Valley Hatchery proudly presents the majestic Light Brahma chicken, a breed that combines beauty with resilience. Originating in Asia and renowned for its substantial size, the Light Brahma is often referred to as a ‘gentle giant’. This breed is not only impressive in stature but also in personality, being exceptionally docile and friendly. This makes them a perfect choice for families with children and beginners in poultry keeping.
The Light Brahma chicken is a remarkable sight with its stunning white feathers, elegantly laced with black and green sheen around the neck and legs. A distinctive feature of this breed is its feathered legs and feet, which contribute to its unique appearance. Recognized by the American Poultry Association in 1874, Light Brahmas are showcased in the Asiatic Class, testament to their exceptional quality and pedigree.

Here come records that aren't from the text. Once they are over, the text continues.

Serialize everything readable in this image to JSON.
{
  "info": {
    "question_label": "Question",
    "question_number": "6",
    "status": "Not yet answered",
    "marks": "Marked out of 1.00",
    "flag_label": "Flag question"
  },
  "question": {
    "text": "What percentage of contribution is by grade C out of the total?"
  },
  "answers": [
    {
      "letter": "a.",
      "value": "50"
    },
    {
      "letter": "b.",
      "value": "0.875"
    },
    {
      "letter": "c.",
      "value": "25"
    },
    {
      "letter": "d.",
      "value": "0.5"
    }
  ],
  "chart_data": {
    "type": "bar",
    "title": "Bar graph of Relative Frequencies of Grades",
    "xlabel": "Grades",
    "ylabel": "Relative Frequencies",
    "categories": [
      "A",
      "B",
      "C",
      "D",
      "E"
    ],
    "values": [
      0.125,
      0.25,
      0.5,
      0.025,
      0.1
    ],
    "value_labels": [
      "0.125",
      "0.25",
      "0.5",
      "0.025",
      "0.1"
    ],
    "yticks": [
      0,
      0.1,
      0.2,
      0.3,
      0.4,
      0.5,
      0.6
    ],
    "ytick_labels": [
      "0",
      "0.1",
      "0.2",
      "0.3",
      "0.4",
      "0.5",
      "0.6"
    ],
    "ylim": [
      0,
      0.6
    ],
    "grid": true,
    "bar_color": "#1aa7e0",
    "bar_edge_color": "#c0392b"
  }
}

These chickens are incredibly hardy, particularly suited to the coldest climates in the United States. They have a small pea comb and dense plumage, which render them nearly impervious to cold weather. Light Brahmas are known for their longevity, typically living between 8 and 12 years. They are also slower to mature, often taking up to 7 months before they start laying eggs. However, once they begin, you can expect a steady supply of 180 to 240 medium to large brown eggs annually, with increased productivity in the fall and winter months.
Light Brahma roosters reach a notable weight of about 12 pounds, while hens average around 9.5 pounds. As excellent brood mothers and prolific layers, they make a valuable addition to any flock. It’s important to note that their feathered feet require extra care to prevent issues like mud accumulation or frostbite during winter.
Valley Hatchery ensures the ease of adding these splendid birds to your flock by providing day-old chicks that meet our stringent quality standards. When you choose our Light Brahmas, you’re not just buying chickens; you’re investing in a hardy, beautiful breed that will thrive in your backyard chicken coop or homestead.